Par acte de commissaire de justice du 12 décembre 2024, la bailleresse a fait délivrer au locataire un commandement de payer la somme principale de 3180 euros au titre de l’arriéré locatif dans un délai de deux mois, en visant une clause résolutoire.
La commission de coordination des actions prévention des expulsions locatives a été informée de la situation de M. [R] [Z] le 16 décembre 2024.
Par assignation du 7 avril 2025, la société ACTION LOGEMENT SERVICES caution de la bailleresse, a ensuite saisi le juge des contentieux de la protection du tribunal judiciaire de Valence pour faire constater l’acquisition de la clause résolutoire, être autorisée à faire procéder à l’expulsion de M. [R] [Z] et obtenir sa condamnation au paiement des sommes suivantes :
une indemnité mensuelle d’occupation d’un montant égal à celui du loyer et des charges, à compter de la résiliation du bail et jusqu’à libération des lieux,4809,12 euros au titre de l’arriéré locatif arrêté au 10 mars 2025, avec intérêts au taux légal à compter du commandement de payer,800 euros sur le fondement de l’article 700 du code de procédure civile, outre les entiers dépens.
L’assignation a été notifiée au représentant de l’État dans le département le 9 avril 2025, et un diagnostic social et financier a été réalisé.

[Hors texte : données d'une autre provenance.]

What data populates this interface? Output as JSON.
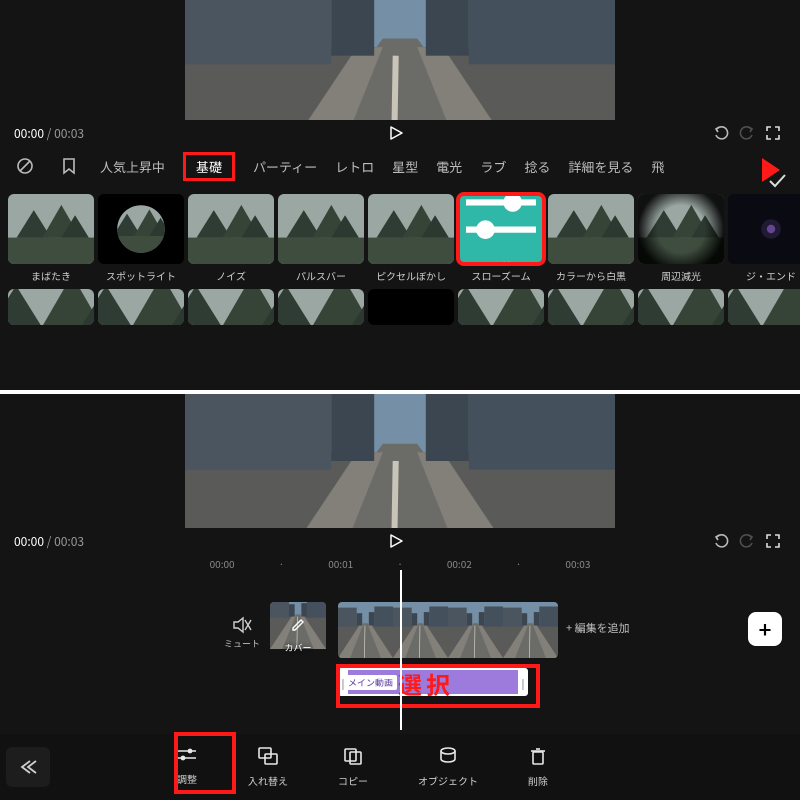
{
  "time": {
    "current": "00:00",
    "total": "00:03"
  },
  "tabs": {
    "items": [
      "人気上昇中",
      "基礎",
      "パーティー",
      "レトロ",
      "星型",
      "電光",
      "ラブ",
      "捻る",
      "詳細を見る",
      "飛"
    ],
    "activeIndex": 1
  },
  "effects": {
    "row1": [
      {
        "label": "まばたき",
        "kind": "landscape"
      },
      {
        "label": "スポットライト",
        "kind": "circle"
      },
      {
        "label": "ノイズ",
        "kind": "landscape"
      },
      {
        "label": "パルスバー",
        "kind": "landscape"
      },
      {
        "label": "ピクセルぼかし",
        "kind": "landscape"
      },
      {
        "label": "スローズーム",
        "kind": "selected",
        "tile_label": "調整"
      },
      {
        "label": "カラーから白黒",
        "kind": "landscape"
      },
      {
        "label": "周辺減光",
        "kind": "landscape"
      },
      {
        "label": "ジ・エンド",
        "kind": "dark"
      }
    ]
  },
  "timeline": {
    "ticks": [
      "00:00",
      "00:01",
      "00:02",
      "00:03"
    ],
    "mute": "ミュート",
    "cover": "カバー",
    "add_edit": "+ 編集を追加",
    "clip_tag": "メイン動画",
    "select_anno": "選択"
  },
  "toolbar": {
    "items": [
      {
        "label": "調整",
        "icon": "sliders"
      },
      {
        "label": "入れ替え",
        "icon": "swap"
      },
      {
        "label": "コピー",
        "icon": "copy"
      },
      {
        "label": "オブジェクト",
        "icon": "object"
      },
      {
        "label": "削除",
        "icon": "trash"
      }
    ]
  }
}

Ses conclusions ont été reçues au greffe avant l’audience.
À l’audience du 3 juillet 2025, la société ACTION LOGEMENT SERVICES sollicite le bénéfice de son acte introductif d’instance. Elle déclare, par ailleurs, accepter le plan d’apurement de cette dette proposé par le défendeur. La société ACTION LOGEMENT SERVICES considère enfin qu’il n’y a pas eu de reprise du paiement intégral du loyer courant avant l’audience, au sens de l’article 24 de la loi du 6 juillet 1989.
M. [R] [Z] reconnaît en effet le montant de la dette locative et indique avoir quitté les lieux. Il propose de verser la somme de 100 à 120 euros par mois pour apurer la dette.

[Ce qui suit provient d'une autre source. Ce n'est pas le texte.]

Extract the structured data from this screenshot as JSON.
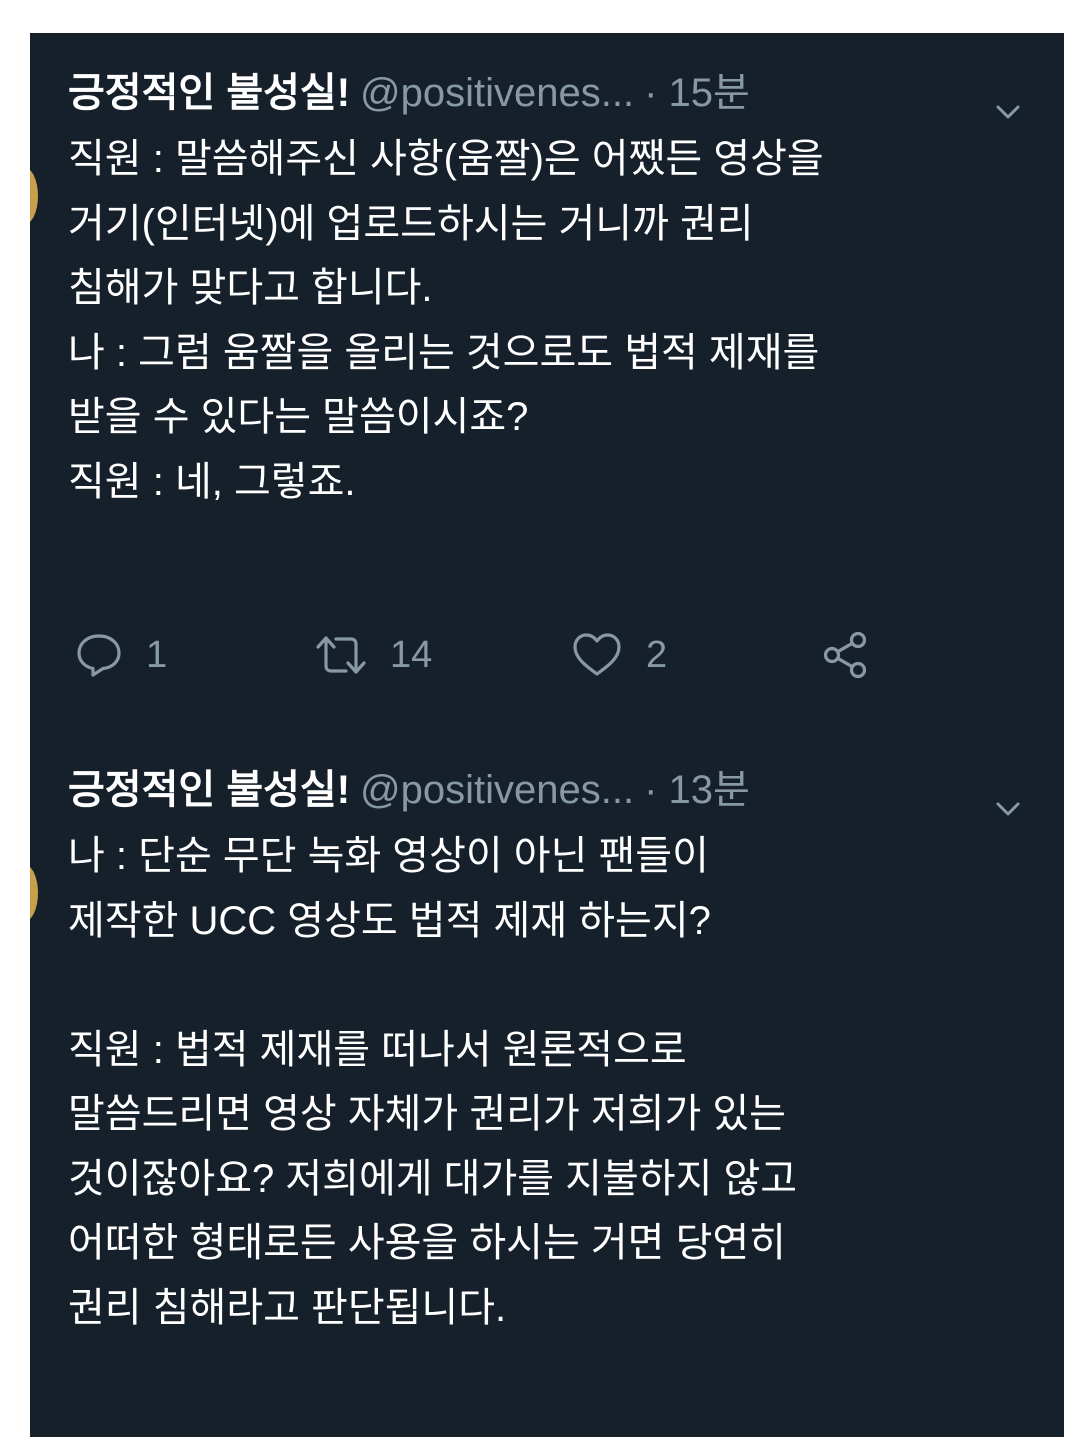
{
  "tweets": [
    {
      "name": "긍정적인 불성실!",
      "handle": "@positivenes...",
      "time": "· 15분",
      "text": "직원 : 말씀해주신 사항(움짤)은 어쨌든 영상을\n거기(인터넷)에 업로드하시는 거니까 권리\n침해가 맞다고 합니다.\n나 : 그럼 움짤을 올리는 것으로도 법적 제재를\n받을 수 있다는 말씀이시죠?\n직원 : 네, 그렇죠.",
      "actions": {
        "reply_count": "1",
        "retweet_count": "14",
        "like_count": "2"
      }
    },
    {
      "name": "긍정적인 불성실!",
      "handle": "@positivenes...",
      "time": "· 13분",
      "text": "나 : 단순 무단 녹화 영상이 아닌 팬들이\n제작한 UCC 영상도 법적 제재 하는지?\n\n직원 : 법적 제재를 떠나서 원론적으로\n말씀드리면 영상 자체가 권리가 저희가 있는\n것이잖아요? 저희에게 대가를 지불하지 않고\n어떠한 형태로든 사용을 하시는 거면 당연히\n권리 침해라고 판단됩니다."
    }
  ],
  "icons": {
    "reply": "reply-icon",
    "retweet": "retweet-icon",
    "like": "heart-icon",
    "share": "share-icon",
    "more": "chevron-down-icon"
  },
  "colors": {
    "background": "#15202b",
    "text": "#ffffff",
    "secondary": "#8899a6",
    "avatar_edge": "#c7a04a"
  }
}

À l’issue des débats, la décision a été mise en délibéré jusqu’à ce jour, où elle a été mise à disposition des parties au greffe.
MOTIVATION
1. Sur la demande de constat de la résiliation du bail
1.1. Sur la recevabilité de la demande
La société ACTION LOGEMENT SERVICES justifie avoir notifié l’assignation au représentant de l’État dans le département plus de six semaines avant l’audience.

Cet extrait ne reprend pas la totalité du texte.